Experimenters put an opioid drug (Damgo) into a pleasure hotspot in the brains of rats—in the front base of the brain—using a painless microinjection technique to deliver tiny chemical droplets to the brain target without disturbing the rats.
The opioid made the rats want to eat three times more food than normal, and to show double the normal number of "liking" expressions when they tasted the sugar. "Liking" expressions are positive facial lip licking expressions that are similar in rats, monkeys, apes and even human infants.
"The brain seems to be more stingy with mechanisms for pleasure than for desire," Berridge said.
To turn off a particular brain circuit, the experimenters simultaneously made another microinjection of an opioid-suppressing chemical—in a different pleasure hotspot of the brain in some rats.
The opioid-suppressing chemical in that second hotspot completely prevented any increase in liking for the sugar taste from being caused by the first opioid-activating drug in the nucleus accumbens.
But the opioid-activation in nucleus accumbens still caused the rats to want to eat triple the normal amount of food, even though the extra "liking" for it was gone.
Finally, the experimenters examined the brain circuits involved using a technique called Fos mapping, based on changes in color of particular neural circuits that had been stimulated to manufacture proteins by the opioid drugs, which become visible if the brain tissue is chemically treated later.

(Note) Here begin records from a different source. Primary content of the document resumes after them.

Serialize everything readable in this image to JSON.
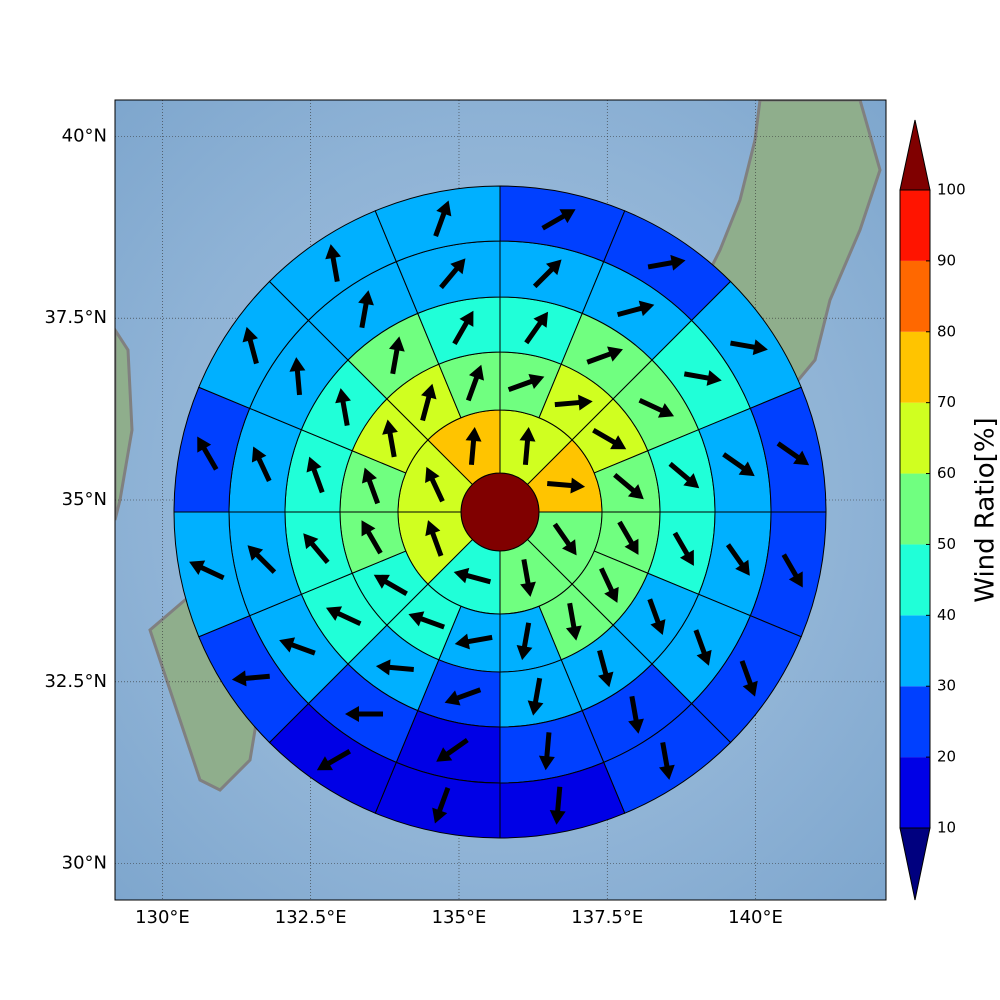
{
  "chart_data": {
    "type": "polar_sector_map",
    "xlim": [
      129.2,
      142.2
    ],
    "ylim": [
      29.5,
      40.5
    ],
    "xticks": [
      {
        "value": 130,
        "label": "130°E"
      },
      {
        "value": 132.5,
        "label": "132.5°E"
      },
      {
        "value": 135,
        "label": "135°E"
      },
      {
        "value": 137.5,
        "label": "137.5°E"
      },
      {
        "value": 140,
        "label": "140°E"
      }
    ],
    "yticks": [
      {
        "value": 30,
        "label": "30°N"
      },
      {
        "value": 32.5,
        "label": "32.5°N"
      },
      {
        "value": 35,
        "label": "35°N"
      },
      {
        "value": 37.5,
        "label": "37.5°N"
      },
      {
        "value": 40,
        "label": "40°N"
      }
    ],
    "grid": true,
    "colorbar": {
      "label": "Wind Ratio[%]",
      "levels": [
        10,
        20,
        30,
        40,
        50,
        60,
        70,
        80,
        90,
        100
      ],
      "colors": [
        "#00007f",
        "#0000e6",
        "#0040ff",
        "#00b0ff",
        "#20ffd8",
        "#70ff80",
        "#d0ff20",
        "#ffc400",
        "#ff6800",
        "#ff1400",
        "#800000"
      ]
    },
    "center_value": 105,
    "rings": [
      {
        "values": [
          65,
          75,
          55,
          55,
          45,
          65,
          65,
          75
        ],
        "directions": [
          5,
          95,
          145,
          170,
          285,
          340,
          335,
          5
        ]
      },
      {
        "values": [
          55,
          65,
          65,
          55,
          55,
          55,
          55,
          35,
          35,
          45,
          45,
          55,
          55,
          65,
          65,
          55
        ],
        "directions": [
          70,
          85,
          120,
          130,
          150,
          155,
          170,
          190,
          260,
          290,
          300,
          330,
          340,
          350,
          15,
          20
        ]
      },
      {
        "values": [
          45,
          55,
          55,
          45,
          45,
          35,
          35,
          35,
          25,
          35,
          45,
          45,
          45,
          45,
          55,
          45
        ],
        "directions": [
          35,
          70,
          115,
          130,
          150,
          160,
          165,
          190,
          250,
          275,
          295,
          320,
          340,
          350,
          10,
          30
        ]
      },
      {
        "values": [
          35,
          35,
          45,
          35,
          35,
          35,
          25,
          25,
          15,
          25,
          35,
          35,
          35,
          35,
          35,
          35
        ],
        "directions": [
          45,
          75,
          100,
          125,
          145,
          160,
          170,
          185,
          235,
          270,
          290,
          315,
          335,
          355,
          10,
          40
        ]
      },
      {
        "values": [
          25,
          25,
          35,
          25,
          25,
          25,
          25,
          15,
          15,
          15,
          25,
          35,
          25,
          35,
          35,
          35
        ],
        "directions": [
          60,
          80,
          100,
          125,
          150,
          160,
          170,
          185,
          200,
          240,
          265,
          295,
          330,
          345,
          350,
          20
        ]
      }
    ]
  }
}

A single looping circuit between hotspots was found to be always activated by microinjections that caused pleasure liking. On the other hand, a different outgoing circuit from nucleus accumbens appeared to cause the wanting by going to the hypothalamus instead.
The findings suggest that liking and wanting for tasty treats can either change together or change separately, depending on which brain circuits are involved. For example, various eating disorders might involve different activation patterns in the two brain circuits, possibly dissociating liking from wanting in some cases but not in others.
"It's relatively hard for a brain to generate pleasure, because it needs to activate different opioid sites together to make you like something more," Berridge said. "It's easier to activate desire, because a brain has several 'wanting' pathways available for the task. Sometimes a brain will like the rewards it wants. But other times it just wants them."